Elaine Elinson's latest book, coauthored with Stan Yogi,
Wherever There's a Fight: How Runaway Slaves, Suffragists, Immigrants, Strikers and Poets Shaped Civil Liberties in California, (Heyday Books, 2009) won a Gold Medal from the California Book Awards in 2010, received a starred review in Publishers Weekly, and was named a ForeWord Book of the Year in History. Heyday published a Tenth Anniversary edition of the book in 2019.
The former editor of the ACLU News and communications director of the ACLU of Northern California, Elinson is now a San Francisco-based editor and creative writing instructor. She is a book reviewer for the San Francisco Chronicle, the Los Angeles Review of Books, the New York Journal of Books the Jewish Book Council, and a theater reviewer for 48 Hills. She is a researcher/writer for the National Park Service on civil rights history, digging up hidden histories of the Azorean dairy farmers who headed to the Marin Headlands during the Gold Rush, a successful challenge to the color bar at Sutro Baths by an African American waiter in 1897, and the brutal treatment of Conscientious Objectors in the military prison on Alcatraz during World War I.

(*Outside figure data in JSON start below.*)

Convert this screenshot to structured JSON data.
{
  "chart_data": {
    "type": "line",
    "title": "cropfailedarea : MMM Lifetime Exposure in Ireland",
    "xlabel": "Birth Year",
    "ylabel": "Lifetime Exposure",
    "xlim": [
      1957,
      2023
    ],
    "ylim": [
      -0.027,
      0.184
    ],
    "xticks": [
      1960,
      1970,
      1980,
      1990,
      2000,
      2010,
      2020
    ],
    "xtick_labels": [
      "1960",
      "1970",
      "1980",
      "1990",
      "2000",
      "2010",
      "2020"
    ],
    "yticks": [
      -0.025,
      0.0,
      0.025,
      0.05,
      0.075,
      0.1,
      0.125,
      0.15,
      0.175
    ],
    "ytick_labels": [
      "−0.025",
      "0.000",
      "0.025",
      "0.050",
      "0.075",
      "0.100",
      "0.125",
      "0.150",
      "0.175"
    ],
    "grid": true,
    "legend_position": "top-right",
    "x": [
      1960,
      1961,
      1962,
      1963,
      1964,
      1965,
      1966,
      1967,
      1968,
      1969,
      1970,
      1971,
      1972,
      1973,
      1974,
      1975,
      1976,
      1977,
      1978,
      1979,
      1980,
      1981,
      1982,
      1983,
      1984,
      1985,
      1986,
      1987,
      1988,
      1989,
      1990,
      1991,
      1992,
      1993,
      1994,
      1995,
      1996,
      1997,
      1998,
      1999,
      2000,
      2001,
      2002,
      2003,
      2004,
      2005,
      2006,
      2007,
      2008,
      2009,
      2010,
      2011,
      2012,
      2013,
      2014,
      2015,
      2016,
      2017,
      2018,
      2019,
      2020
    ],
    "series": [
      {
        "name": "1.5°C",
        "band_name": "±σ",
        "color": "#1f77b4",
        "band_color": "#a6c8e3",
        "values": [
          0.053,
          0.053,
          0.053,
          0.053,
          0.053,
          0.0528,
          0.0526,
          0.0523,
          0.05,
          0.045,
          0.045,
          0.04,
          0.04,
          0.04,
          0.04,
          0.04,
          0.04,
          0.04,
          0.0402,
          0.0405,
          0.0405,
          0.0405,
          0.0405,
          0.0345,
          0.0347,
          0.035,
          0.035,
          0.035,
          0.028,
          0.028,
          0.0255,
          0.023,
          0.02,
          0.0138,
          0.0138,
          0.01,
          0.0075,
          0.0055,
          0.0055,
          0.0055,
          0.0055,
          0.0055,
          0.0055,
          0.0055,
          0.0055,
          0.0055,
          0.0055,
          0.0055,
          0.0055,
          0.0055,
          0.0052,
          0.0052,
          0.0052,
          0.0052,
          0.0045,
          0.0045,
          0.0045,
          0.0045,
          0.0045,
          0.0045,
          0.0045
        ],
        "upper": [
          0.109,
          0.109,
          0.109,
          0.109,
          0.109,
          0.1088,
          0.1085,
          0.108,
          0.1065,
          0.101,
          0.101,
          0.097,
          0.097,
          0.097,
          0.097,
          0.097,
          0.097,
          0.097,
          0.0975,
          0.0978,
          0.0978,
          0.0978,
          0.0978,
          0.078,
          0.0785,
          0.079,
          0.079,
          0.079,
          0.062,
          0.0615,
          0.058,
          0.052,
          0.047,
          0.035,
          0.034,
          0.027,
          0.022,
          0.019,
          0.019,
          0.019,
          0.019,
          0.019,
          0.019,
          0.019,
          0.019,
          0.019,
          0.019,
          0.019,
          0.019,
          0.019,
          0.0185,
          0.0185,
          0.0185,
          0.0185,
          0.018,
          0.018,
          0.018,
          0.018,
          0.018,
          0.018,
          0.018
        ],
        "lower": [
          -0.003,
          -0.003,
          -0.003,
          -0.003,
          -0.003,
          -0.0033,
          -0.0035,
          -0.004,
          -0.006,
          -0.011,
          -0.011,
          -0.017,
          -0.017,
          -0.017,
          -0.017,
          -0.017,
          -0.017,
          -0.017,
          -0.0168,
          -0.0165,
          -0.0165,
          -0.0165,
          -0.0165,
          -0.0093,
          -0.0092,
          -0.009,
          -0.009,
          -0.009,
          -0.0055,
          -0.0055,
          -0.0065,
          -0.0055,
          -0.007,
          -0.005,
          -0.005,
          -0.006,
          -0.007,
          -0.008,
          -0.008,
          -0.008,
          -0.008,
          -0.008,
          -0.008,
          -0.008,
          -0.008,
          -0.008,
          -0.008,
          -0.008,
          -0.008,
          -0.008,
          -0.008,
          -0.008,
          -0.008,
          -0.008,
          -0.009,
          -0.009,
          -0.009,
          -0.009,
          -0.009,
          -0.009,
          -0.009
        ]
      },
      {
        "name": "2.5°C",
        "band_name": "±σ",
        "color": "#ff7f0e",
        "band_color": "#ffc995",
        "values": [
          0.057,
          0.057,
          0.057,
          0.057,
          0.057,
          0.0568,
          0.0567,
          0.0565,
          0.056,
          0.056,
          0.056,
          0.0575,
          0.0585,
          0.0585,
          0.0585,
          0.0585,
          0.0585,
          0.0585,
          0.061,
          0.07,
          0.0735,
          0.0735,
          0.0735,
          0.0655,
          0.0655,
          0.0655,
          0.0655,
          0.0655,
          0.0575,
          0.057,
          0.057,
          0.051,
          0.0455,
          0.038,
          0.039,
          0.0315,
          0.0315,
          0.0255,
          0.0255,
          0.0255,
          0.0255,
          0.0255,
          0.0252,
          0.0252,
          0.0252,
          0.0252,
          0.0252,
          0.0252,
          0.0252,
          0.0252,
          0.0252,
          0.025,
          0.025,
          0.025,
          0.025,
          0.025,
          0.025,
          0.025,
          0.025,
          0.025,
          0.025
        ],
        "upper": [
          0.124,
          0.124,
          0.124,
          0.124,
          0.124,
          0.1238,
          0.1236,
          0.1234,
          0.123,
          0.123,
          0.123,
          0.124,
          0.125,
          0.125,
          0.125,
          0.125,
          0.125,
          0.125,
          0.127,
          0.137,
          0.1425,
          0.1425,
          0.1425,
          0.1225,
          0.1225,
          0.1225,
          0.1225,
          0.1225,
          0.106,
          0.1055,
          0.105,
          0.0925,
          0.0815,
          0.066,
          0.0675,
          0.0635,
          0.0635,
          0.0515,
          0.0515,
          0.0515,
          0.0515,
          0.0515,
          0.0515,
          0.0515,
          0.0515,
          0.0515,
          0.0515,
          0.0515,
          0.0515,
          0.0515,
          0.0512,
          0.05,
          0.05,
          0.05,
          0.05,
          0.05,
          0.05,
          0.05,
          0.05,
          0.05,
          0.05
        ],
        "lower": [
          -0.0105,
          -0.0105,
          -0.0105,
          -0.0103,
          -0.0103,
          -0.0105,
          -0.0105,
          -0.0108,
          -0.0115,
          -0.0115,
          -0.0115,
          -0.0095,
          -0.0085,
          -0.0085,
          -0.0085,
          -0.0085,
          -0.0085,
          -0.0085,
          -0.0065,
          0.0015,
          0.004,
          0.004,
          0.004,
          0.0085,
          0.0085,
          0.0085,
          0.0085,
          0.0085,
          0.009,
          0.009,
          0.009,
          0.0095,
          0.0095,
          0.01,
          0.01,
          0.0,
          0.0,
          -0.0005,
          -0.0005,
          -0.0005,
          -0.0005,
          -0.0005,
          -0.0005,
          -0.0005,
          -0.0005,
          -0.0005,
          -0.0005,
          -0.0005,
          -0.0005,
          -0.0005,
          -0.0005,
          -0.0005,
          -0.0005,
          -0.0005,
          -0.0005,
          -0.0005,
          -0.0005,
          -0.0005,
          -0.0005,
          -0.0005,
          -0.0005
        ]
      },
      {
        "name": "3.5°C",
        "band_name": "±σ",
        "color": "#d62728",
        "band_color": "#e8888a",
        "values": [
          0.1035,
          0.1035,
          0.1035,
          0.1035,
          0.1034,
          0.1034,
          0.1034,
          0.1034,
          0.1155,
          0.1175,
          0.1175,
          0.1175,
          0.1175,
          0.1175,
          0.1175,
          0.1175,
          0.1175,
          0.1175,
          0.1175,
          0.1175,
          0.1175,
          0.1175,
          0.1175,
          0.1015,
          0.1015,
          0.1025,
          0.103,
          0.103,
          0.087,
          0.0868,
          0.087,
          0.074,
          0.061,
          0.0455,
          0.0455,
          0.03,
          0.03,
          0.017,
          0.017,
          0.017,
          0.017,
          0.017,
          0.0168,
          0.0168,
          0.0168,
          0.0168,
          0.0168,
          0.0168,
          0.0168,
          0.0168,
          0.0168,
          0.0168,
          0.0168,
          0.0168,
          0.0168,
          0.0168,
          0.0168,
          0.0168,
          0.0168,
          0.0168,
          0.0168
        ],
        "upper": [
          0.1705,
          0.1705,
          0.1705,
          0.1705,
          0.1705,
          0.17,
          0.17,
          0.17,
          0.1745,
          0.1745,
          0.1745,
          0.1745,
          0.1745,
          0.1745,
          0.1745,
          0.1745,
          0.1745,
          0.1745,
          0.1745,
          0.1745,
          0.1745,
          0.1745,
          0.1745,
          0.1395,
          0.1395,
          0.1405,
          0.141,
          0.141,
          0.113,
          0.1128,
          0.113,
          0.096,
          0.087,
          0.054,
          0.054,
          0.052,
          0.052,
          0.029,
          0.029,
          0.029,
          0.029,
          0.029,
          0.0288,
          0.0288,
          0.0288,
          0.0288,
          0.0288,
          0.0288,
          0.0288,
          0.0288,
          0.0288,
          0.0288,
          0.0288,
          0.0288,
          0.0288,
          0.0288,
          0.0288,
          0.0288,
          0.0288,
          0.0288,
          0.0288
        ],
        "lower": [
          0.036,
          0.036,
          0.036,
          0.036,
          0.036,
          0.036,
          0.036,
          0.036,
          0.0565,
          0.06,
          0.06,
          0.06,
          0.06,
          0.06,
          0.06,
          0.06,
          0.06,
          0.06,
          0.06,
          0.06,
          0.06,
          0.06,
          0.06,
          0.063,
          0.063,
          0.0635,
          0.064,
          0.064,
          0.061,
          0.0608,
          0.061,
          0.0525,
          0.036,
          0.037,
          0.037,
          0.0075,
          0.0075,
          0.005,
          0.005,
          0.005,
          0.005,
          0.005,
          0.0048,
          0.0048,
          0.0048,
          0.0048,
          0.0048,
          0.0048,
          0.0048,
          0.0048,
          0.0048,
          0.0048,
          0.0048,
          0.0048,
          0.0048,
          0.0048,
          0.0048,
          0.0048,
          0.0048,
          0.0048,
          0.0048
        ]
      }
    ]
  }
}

Her essays have been anthologized in Civil Liberties United (2019), the ACLU Centennial Series (2019), A Time to Rise (2018) and other collections.
Elinson has a degree in Asian Studies from Cornell University and an MFA from Goddard College (2005). She has lived in England, the Philippines, Hong Kong and Central America and speaks Spanish, Russian and Mandarin. She also enjoys conversations – albeit very brief – in Tagalog, Cantonese, Portuguese and French.
She has been awarded a writing grant from the California State Library's Civil Liberties Education Project and writing residencies at Hedgebrook, the Anderson Center, Mesa Refuge, Ragdale and the Headlands Center for the Arts. Her essay on finding solace at the library during a family health crisis was selected by the American Library Association for publication in Woman's Day. She was named a Library Laureate by the San Francisco Public Library in 2010. She serves on the boards of Yerba Buena Gardens Festival in San Francisco and Mesa Refuge residency.
Her freelance articles and essays have appeared in San Francisco Chronicle, Ms., the Los Angeles Daily Journal, California History, AmerAsia, Poets and Writers, The Veteran, Women in Judaism, West Marin Review, and other newspapers, magazines and journals.
She is currently working on a book based on the recent discovery of her grandmother's diaries spanning the years 1905-1918, with entries from a shtetl in Russia to a tenement in Chicago.